What is the value of $1+2+3+4+.....+100$?

Answer 1

Hint: We first find the general formula of summation of first n natural numbers as ${{S}_{n}}=\dfrac{n\left( n+1 \right)}{2}$. We replace the value with $n=100$ to find the multiplication. We complete the division to find the final solution.

Complete step-by-step answer:
We have given a series of $1+2+3+4+.....+100$.
This is the sum of the first 100 natural numbers.
We first find the general form of such sum.
If we need the sum of first n natural numbers then it can be expressed with the formula of
${{S}_{n}}=\dfrac{n\left( n+1 \right)}{2}$.
Now we can place the value of 100 in the place of n as $n=100$ to get the value of ${{S}_{100}}$.
Therefore, ${{S}_{100}}=1+2+3+4+.....+100$.
We have ${{S}_{100}}=1+2+3+4+.....+100={{S}_{n}}=\dfrac{100\left( 100+1 \right)}{2}=\dfrac{100\times 101}{2}$.
We can see that 2 will divide the number 100.
For any fraction $\dfrac{p}{q}$, we first find the G.C.D of the denominator and the numerator. If it’s 1 then it’s already in its simplified form and if the G.C.D of the denominator and the numerator is any other number d then we need to divide the denominator and the numerator with d and get the simplified fraction form as $\dfrac{{}^{p}/{}_{d}}{{}^{q}/{}_{d}}$.
For our give fraction $\dfrac{100}{2}$, the G.C.D of the denominator and the numerator is 2.
$\begin{align}
  & 2\left| \!{\underline {\,
  2,100 \,}} \right. \\
 & 1\left| \!{\underline {\,
  1,50 \,}} \right. \\
\end{align}$
Now we divide both the denominator and the numerator with 2 and get
$\dfrac{100\times 101}{2}=\dfrac{100}{2}\times 101=50\times 101=5050$.
Therefore, the value of $1+2+3+4+.....+100$ is 5050.
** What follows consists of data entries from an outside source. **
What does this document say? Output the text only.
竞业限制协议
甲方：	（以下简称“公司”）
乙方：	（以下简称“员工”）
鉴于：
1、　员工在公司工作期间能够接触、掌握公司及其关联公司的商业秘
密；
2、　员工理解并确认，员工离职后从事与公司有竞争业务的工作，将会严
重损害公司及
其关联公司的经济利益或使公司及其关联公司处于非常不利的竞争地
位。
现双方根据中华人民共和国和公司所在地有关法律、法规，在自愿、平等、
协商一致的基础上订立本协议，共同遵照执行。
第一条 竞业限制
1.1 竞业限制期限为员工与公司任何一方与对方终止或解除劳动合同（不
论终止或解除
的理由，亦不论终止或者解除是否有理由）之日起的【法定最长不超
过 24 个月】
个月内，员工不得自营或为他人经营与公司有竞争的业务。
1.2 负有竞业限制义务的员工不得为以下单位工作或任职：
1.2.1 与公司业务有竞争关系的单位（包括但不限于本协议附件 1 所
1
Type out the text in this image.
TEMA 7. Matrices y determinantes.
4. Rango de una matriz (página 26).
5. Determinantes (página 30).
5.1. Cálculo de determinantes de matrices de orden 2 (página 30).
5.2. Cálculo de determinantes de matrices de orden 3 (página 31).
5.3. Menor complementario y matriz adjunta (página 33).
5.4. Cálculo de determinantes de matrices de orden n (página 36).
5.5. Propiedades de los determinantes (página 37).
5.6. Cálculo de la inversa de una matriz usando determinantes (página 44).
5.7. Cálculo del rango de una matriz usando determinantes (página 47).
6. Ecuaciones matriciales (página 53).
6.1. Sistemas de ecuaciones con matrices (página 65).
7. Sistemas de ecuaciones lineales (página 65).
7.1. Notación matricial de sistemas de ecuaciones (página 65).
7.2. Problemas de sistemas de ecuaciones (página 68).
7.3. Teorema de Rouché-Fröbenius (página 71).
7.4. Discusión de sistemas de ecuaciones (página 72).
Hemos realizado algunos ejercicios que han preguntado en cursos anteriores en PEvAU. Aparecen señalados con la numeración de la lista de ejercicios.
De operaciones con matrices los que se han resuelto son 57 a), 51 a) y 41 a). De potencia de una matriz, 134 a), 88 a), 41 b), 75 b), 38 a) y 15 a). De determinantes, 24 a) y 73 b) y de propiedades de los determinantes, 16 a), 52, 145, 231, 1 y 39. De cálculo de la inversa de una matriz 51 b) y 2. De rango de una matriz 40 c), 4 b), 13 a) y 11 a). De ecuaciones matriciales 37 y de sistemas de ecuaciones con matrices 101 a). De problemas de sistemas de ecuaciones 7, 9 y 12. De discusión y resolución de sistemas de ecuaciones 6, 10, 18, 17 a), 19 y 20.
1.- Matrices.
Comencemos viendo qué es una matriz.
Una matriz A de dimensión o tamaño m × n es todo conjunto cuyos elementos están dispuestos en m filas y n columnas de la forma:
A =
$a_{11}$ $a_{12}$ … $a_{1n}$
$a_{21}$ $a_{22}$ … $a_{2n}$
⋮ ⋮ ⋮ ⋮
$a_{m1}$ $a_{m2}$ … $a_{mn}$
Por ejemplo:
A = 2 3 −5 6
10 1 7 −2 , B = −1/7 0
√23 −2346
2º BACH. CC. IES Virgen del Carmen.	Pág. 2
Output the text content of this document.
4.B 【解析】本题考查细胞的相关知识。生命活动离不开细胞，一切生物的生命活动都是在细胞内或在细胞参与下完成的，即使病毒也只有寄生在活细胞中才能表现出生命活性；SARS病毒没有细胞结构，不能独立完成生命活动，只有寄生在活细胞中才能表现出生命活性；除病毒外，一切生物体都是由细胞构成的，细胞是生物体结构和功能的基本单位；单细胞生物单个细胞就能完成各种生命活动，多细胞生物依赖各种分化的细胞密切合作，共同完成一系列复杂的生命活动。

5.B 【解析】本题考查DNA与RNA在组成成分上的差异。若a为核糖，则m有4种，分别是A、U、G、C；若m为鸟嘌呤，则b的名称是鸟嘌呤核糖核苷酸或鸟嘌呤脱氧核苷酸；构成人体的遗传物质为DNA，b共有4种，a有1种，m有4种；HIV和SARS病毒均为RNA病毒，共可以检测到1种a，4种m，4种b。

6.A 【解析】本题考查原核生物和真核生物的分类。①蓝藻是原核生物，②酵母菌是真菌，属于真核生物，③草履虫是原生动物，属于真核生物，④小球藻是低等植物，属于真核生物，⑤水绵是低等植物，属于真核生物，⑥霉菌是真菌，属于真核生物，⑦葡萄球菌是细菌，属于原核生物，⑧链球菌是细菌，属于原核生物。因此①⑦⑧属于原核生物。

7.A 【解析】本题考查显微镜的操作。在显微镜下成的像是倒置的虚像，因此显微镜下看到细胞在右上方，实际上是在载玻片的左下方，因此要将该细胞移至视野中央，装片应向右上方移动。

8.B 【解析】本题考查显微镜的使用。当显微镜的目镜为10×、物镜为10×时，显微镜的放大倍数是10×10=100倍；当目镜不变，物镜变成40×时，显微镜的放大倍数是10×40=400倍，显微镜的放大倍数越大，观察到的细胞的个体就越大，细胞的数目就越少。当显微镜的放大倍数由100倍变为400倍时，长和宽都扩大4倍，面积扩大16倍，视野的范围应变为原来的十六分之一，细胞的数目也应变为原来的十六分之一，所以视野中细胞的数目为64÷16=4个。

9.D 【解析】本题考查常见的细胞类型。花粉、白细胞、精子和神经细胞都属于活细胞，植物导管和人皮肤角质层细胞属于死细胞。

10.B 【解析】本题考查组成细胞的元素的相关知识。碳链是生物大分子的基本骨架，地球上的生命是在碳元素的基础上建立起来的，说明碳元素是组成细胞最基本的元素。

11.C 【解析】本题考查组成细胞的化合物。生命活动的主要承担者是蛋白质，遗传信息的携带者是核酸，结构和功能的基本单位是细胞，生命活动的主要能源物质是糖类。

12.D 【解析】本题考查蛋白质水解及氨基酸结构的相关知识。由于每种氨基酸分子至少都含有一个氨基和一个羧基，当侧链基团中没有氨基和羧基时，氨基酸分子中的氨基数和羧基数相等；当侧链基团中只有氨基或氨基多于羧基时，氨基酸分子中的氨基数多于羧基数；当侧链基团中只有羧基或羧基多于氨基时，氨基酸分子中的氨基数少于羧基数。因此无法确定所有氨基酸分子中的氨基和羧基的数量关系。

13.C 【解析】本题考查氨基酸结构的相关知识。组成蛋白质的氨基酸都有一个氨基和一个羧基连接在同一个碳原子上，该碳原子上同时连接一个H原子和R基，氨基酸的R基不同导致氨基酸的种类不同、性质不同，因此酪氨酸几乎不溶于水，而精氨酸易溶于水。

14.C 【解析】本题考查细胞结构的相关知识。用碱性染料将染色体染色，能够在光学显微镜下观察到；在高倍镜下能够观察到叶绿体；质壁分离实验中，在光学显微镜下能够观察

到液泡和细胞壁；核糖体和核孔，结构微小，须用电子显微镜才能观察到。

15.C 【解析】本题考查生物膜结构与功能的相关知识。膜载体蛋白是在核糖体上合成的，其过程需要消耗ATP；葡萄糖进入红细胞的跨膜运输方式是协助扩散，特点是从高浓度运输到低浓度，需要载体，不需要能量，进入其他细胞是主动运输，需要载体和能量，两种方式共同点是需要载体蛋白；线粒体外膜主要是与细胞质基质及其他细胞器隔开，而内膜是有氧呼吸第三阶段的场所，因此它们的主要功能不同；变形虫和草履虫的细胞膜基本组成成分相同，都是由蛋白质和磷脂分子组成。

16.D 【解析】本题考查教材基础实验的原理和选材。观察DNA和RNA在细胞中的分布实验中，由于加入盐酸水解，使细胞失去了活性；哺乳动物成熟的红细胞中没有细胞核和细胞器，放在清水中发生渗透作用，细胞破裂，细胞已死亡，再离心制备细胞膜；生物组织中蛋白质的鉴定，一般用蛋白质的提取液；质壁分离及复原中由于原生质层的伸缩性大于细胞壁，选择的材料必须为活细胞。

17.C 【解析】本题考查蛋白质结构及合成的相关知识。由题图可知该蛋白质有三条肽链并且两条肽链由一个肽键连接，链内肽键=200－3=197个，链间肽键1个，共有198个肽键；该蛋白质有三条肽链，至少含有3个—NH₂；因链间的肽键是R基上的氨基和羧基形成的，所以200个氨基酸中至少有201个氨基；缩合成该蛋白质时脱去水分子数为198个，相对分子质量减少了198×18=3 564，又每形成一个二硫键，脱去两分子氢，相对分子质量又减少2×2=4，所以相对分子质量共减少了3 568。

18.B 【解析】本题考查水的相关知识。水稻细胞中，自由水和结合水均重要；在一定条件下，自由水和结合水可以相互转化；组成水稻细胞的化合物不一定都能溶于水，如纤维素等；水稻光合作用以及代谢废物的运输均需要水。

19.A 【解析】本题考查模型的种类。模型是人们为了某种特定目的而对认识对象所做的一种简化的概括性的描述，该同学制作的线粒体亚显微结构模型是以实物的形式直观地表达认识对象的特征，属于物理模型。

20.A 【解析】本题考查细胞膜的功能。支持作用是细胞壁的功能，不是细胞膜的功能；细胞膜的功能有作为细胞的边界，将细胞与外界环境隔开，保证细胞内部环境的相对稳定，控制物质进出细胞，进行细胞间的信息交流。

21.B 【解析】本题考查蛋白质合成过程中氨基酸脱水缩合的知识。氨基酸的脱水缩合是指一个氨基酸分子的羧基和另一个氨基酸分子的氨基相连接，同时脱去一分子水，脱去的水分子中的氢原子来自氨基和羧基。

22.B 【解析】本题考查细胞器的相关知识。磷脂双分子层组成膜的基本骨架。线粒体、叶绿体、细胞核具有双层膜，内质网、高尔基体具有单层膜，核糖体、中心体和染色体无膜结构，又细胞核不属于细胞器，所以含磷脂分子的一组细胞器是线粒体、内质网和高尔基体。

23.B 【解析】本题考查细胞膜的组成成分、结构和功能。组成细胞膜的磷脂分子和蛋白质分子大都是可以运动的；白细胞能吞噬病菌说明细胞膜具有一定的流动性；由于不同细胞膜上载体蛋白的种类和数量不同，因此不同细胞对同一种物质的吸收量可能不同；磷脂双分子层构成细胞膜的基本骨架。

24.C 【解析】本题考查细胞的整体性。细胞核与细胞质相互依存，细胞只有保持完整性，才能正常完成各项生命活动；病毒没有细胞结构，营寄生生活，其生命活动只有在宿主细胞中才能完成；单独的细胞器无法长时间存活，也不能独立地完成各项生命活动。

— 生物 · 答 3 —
Note: In case of the starting number is m for the summation of n numbers then we can also find the summation in the form of ${{S}_{n+m-1}}-{{S}_{m-1}}$. We just add the previous numbers starting from 1 to find the similar form of ${{S}_{n}}=\dfrac{n\left( n+1 \right)}{2}$ and then subtract the extra numbers.